Superata
la distinzione di ordine concettuale tra arte maggiore e minore,
il lavoro ceramico ha acquisito legittimità nel contesto
generale dell'esperienza artistica; con il transito, peraltro,
dell'oggetto d'uso alla sculture, la ceramica, ha ritrovato
una identità che potenzia gli strumenti del fare con,
in primo luogo, l'uso sapiente della mano. La coscienza e la
convinzione, sempre più lucidamente acquisite, di un
fare " al limite", l'immediatezza comunicativa, affidata
principalmente alla realtà della materia, ne hanno consentito
l'immissione nel grande flusso dell'arte moderna. E di rispondere
con una sua specificità ai problemi posti da questa,
caratterizzati da intento analitico, dalla complessità
combinatoria, da slittamenti e attraversamenti che imprimono
al prodotto artistico una densità di stratificazioni
in un arco di proposte declinate dalla presenza del segno che
dalla quasi ineffabilità primaria si addensa e si aggrega
in immagini o figurazioni complesse. ..........I lavori proposti
dai partecipanti a questa mostra si muovono nel contesto operativo
ora descritto. Essi espongono una varietà di proposte
che riguardano anche l'utilizzazione di una variabilità
materica che, partendo dalla basilare argilla colta nell'ampia
gamma che va dalla semplice terracotta al gres, alla porcellana,
alla majolica, perviene all'impiego del ferro, del rame, della
tela, del legno, del cemento, del bronzo, ed altro ancora. ..........Par
di poter ritenere che nel gruppo si collochino i sei di "
CERAMICA LIBERA SPERIMENTALE " di Deruta, raccolti all'insegna
di un emblematica ruota della quale essi dichiarano di formare
i raggi.
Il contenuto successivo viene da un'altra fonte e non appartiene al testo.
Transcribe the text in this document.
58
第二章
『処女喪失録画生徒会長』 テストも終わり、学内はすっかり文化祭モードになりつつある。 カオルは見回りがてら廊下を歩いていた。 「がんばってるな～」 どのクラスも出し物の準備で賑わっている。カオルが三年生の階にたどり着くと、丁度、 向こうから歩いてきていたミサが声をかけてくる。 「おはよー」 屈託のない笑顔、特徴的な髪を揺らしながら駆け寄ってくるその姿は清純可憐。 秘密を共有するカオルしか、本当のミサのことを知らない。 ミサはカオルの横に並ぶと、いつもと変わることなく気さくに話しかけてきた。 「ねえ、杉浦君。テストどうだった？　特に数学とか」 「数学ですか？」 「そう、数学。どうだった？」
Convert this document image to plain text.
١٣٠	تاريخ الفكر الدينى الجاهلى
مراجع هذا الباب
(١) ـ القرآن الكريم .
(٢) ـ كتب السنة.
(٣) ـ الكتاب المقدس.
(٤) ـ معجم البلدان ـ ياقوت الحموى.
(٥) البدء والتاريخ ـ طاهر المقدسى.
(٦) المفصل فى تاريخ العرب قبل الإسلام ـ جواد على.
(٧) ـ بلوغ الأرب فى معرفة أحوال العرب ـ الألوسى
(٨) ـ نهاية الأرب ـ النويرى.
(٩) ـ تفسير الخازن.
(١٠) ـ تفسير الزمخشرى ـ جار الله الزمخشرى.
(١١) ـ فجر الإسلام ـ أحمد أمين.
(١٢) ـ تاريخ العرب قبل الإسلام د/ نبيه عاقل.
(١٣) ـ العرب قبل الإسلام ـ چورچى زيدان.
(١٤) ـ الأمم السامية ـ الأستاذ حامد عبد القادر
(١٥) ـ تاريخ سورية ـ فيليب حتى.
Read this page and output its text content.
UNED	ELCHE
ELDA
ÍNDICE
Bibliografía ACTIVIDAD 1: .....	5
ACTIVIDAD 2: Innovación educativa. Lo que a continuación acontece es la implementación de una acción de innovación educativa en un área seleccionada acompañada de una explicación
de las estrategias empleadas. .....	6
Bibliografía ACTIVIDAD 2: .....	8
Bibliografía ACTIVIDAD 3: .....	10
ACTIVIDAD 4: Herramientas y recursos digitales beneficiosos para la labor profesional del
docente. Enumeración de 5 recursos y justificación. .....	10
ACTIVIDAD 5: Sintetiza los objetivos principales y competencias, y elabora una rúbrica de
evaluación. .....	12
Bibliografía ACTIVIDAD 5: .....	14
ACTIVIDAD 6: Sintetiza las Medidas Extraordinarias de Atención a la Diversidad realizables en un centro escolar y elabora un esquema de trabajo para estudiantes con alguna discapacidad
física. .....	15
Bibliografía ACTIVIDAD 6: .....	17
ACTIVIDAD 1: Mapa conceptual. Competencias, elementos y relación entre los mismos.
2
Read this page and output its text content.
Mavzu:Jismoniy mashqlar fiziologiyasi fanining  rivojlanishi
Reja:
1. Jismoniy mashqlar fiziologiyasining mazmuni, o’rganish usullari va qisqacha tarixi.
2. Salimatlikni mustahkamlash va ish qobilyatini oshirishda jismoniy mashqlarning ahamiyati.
NICOLA BOCCINI elabora sculture simulacro, che rimandano
alla memoria di figure ieratiche oppure assume il motivo del
tondo che con piani sfalsati si precisa nell'analogia di una
immagine riconoscibile come l'occhio. MIRCO CHIUCCHIU' rende
la forma tradizionale del vaso con morbidezza di panneggi di
ascendenza surrealista vicina a taluni stilemi daliani. MICHELE
COGORNI propone vasi come teche, ostensori contenitori di misteri.
Oppure rimanda ad un intento simbolico laddove la forma concava
si apre all'esterno con la fuori uscita di un elemento di penetrazione.
MARINO FICOLA allestisce strutture enigmatiche che richiamano
antichi archi erosi dal tempo stelle sacralizzanti, contenenti
crepe, erosioni come prodotte dalle turbolenze di un vulcano
esplicitamente richiamato nei titoli. LUCA LEANDRI utilizza
la forma del piatto, del vaso, della ciotola quale campo per
operare interventi segnici. Con la loro aggregazione costituisce
complessi installativi modulari che, reiterati rinviano alla
scansione temporale e al flusso spazziale dato dai pieni e dai
vuoti. GIAN LUCA TAMANTINI perviene alla spazialità con
la plastica ascenzionale di sculture che si librano come libellule
o con la germinazione da una forma madre di una serie di forme
che alludono ad eventi risolti geometricamente.